Economic libertarians have made clear that their support for unchecked immigration is heavily influenced by research showing that high levels of immigrants entering the U.S. workforce squashes the bargaining power of labor unions.
“We found that immigration reduced union density by 5.7 percentage points between 1980 and 2020, which accounted for 29.7 percent of the overall decline in union density during that period,” Cato Institute researchers admit:
This effect was concentrated in the private sector and for male workers with a smaller effect for female workers and no effect on public sector unionization. We found this happens because immigrants have a lower preference for unionization and because immigrants increase diversity in the workforce that, in turn, decreases solidarity among workers and raises the transaction costs of forming unions. [Emphasis added]

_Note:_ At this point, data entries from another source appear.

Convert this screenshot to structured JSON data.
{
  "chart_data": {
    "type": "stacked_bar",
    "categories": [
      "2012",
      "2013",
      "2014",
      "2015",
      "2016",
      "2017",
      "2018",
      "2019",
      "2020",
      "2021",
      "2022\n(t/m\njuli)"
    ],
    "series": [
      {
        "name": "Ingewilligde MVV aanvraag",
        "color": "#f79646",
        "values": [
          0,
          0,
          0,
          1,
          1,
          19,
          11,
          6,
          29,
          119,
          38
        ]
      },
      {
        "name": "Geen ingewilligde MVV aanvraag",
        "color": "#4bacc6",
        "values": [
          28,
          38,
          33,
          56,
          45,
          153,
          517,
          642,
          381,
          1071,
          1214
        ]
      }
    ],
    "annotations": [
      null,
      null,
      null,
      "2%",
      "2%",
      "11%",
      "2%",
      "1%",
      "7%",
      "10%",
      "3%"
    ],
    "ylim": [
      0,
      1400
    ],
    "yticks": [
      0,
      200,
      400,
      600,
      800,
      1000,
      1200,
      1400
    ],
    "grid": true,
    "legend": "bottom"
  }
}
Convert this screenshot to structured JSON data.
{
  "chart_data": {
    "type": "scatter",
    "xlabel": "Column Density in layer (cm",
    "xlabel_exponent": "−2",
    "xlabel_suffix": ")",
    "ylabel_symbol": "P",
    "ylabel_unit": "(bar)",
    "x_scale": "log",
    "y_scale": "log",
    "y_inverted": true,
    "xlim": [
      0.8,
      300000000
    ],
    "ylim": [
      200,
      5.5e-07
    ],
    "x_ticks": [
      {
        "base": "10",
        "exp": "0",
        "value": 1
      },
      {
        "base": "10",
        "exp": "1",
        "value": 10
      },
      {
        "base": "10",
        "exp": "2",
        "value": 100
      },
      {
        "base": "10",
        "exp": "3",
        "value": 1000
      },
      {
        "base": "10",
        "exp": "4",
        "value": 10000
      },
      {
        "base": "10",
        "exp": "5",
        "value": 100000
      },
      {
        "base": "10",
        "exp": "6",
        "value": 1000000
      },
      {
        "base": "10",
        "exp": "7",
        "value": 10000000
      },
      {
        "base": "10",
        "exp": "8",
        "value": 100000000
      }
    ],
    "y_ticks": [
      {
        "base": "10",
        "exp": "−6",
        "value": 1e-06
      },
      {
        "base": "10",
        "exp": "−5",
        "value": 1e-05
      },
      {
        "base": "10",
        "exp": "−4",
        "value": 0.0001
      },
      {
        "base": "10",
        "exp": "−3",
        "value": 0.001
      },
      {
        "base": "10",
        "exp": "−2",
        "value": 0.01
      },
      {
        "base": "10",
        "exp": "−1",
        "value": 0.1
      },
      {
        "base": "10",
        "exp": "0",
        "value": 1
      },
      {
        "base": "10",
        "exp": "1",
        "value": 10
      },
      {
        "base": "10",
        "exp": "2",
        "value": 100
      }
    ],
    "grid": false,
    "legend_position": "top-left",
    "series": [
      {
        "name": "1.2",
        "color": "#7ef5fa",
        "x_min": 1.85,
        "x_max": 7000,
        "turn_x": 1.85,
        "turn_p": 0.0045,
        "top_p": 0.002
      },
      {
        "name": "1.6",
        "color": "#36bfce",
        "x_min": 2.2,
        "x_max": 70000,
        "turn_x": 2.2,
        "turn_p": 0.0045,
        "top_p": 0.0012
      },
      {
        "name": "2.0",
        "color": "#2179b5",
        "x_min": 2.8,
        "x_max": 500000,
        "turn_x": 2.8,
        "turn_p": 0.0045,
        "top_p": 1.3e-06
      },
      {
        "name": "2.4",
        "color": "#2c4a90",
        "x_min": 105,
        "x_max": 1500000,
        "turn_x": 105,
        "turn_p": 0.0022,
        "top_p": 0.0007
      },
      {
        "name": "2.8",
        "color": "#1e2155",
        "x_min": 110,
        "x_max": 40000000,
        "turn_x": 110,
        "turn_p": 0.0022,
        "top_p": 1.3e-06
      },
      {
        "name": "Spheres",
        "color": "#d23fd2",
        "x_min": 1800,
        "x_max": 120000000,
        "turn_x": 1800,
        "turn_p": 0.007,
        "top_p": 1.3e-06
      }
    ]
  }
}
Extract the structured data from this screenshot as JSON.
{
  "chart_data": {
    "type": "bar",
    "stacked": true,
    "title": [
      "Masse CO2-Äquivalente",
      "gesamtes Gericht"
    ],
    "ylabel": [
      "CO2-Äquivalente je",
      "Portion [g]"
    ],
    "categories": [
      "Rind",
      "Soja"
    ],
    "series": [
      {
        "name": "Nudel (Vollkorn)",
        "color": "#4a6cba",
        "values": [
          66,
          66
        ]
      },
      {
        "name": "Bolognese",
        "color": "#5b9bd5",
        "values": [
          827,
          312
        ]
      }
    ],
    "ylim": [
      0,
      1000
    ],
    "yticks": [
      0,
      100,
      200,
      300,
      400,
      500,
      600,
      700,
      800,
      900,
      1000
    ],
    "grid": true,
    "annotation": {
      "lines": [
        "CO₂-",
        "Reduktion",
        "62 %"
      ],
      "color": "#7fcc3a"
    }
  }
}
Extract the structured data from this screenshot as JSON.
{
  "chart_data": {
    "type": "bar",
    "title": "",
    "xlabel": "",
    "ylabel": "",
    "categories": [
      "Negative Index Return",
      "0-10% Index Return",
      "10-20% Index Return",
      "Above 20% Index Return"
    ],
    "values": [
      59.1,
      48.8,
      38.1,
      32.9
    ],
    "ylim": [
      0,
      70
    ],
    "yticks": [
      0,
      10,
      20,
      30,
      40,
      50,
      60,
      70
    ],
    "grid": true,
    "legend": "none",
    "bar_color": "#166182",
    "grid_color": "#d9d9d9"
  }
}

German economists have found a similar trend, writing in their findings from a 2022 report, “An immigrant has an almost 11 percentage point lower probability of being a union member than a native.”
Such trends have continued on Biden and Harris’s watch. Despite claiming to be the most pro-union administration in American history, union membership dropped to just 10 percent in 2023 — a record low following a record low of 10.1 percent in 2022.
This record low in union membership coincides with a record number of immigrants now living in the United States. By March of this year, the foreign-born population stands at 51.6 million. Put another way, about 3 in 19 people living in the U.S. were born in a foreign country.
At this rate, the foreign-born population may hit more than 82 million by 2040.